Como no Brasil, na Alemanha a lei obriga o registro de todo recém-nascido. Diferentemente da maioria dos casos de adoção, a portinhola descarta para a criança a possibilidade de, no futuro, procurar sua mãe -e conhecer as origens é um direito previsto até por convenção da ONU (Organização das Nações Unidas).
Além disso, perguntam-se juristas, quem garante que um bebê encontrado na "babyklappe" não foi colocado ali por outra pessoa, sem o conhecimento da mãe?
As instituições de defesa do menor e para a adoção também gritaram contra o projeto.
Para elas, a portinhola não fará diminuir o índice de recém-nascidos abandonados. "Mães que matam seus bebês estão em pânico, e ninguém procura, em pânico, uma portinhola", afirma a pedagoga Christine Swientek, da Universidade de Hannover.
Além disso, a "babyklappe" não resolve o problema das mulheres que, por medo de serem identificadas, ganham bebês sozinhas, sem assistência médica. Por isso os defensores da portinhola fazem também uma campanha pela instituição do parto anônimo, ainda proibido na Alemanha.

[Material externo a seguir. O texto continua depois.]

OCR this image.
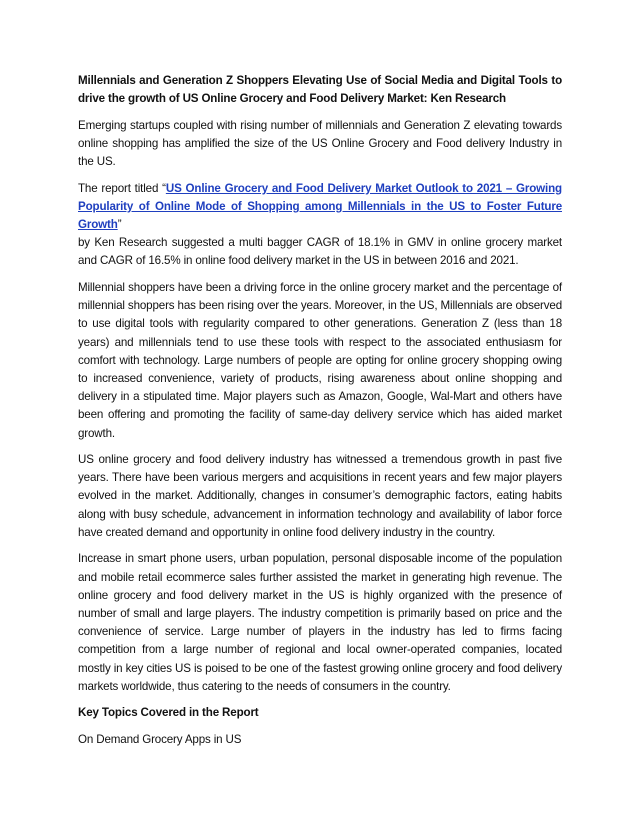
Millennials and Generation Z Shoppers Elevating Use of Social Media and Digital Tools to drive the growth of US Online Grocery and Food Delivery Market: Ken Research

Emerging startups coupled with rising number of millennials and Generation Z elevating towards online shopping has amplified the size of the US Online Grocery and Food delivery Industry in the US.

The report titled “US Online Grocery and Food Delivery Market Outlook to 2021 – Growing Popularity of Online Mode of Shopping among Millennials in the US to Foster Future Growth”
by Ken Research suggested a multi bagger CAGR of 18.1% in GMV in online grocery market and CAGR of 16.5% in online food delivery market in the US in between 2016 and 2021.

Millennial shoppers have been a driving force in the online grocery market and the percentage of millennial shoppers has been rising over the years. Moreover, in the US, Millennials are observed to use digital tools with regularity compared to other generations. Generation Z (less than 18 years) and millennials tend to use these tools with respect to the associated enthusiasm for comfort with technology. Large numbers of people are opting for online grocery shopping owing to increased convenience, variety of products, rising awareness about online shopping and delivery in a stipulated time. Major players such as Amazon, Google, Wal-Mart and others have been offering and promoting the facility of same-day delivery service which has aided market growth.

US online grocery and food delivery industry has witnessed a tremendous growth in past five years. There have been various mergers and acquisitions in recent years and few major players evolved in the market. Additionally, changes in consumer’s demographic factors, eating habits along with busy schedule, advancement in information technology and availability of labor force have created demand and opportunity in online food delivery industry in the country.

Increase in smart phone users, urban population, personal disposable income of the population and mobile retail ecommerce sales further assisted the market in generating high revenue. The online grocery and food delivery market in the US is highly organized with the presence of number of small and large players. The industry competition is primarily based on price and the convenience of service. Large number of players in the industry has led to firms facing competition from a large number of regional and local owner-operated companies, located mostly in key cities US is poised to be one of the fastest growing online grocery and food delivery markets worldwide, thus catering to the needs of consumers in the country.

Key Topics Covered in the Report

On Demand Grocery Apps in US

Fato é que, como não há indícios de maus-tratos, a Justiça alemã vem tolerando a portinhola. A polícia só é acionada quando há suspeita de que o bebê tenha sofrido maus-tratos antes de ser entregue.
Já para os defensores da "babyklappe", é o anonimato que garante a salvação de um bebê nascido em condições adversas. "Para nós, trata-se primeiramente de fazer uma criança sobreviver", disse à Folha Ursula Künning, responsável pelo projeto "babyklappe" da organização católica Caritas, em Berlim.
O projeto faz parte de um programa maior de prevenção e assistência a jovens grávidas e mães necessitadas, justamente para que estas não recorram à portinhola. "Quanto menos bebês aparecerem na "babyklappe", melhor", acrescenta.
Segundo a pastora Gabriele Stangl, do Hospital Waldfriede, a instituição assiste, por mês, de uma a duas jovens grávidas ou mães em situação difícil, com o objetivo de convencê-las a ficarem com seus bebês. A maioria tem entre 14 e 17 anos de idade.
Na Alemanha, são principalmente instituições católicas e protestantes que realizam o projeto "babyklappe". O que não surpreende: dez séculos atrás, durante a Idade Média, igrejas e mosteiros na Europa já ofereciam portinholas para mães necessitadas.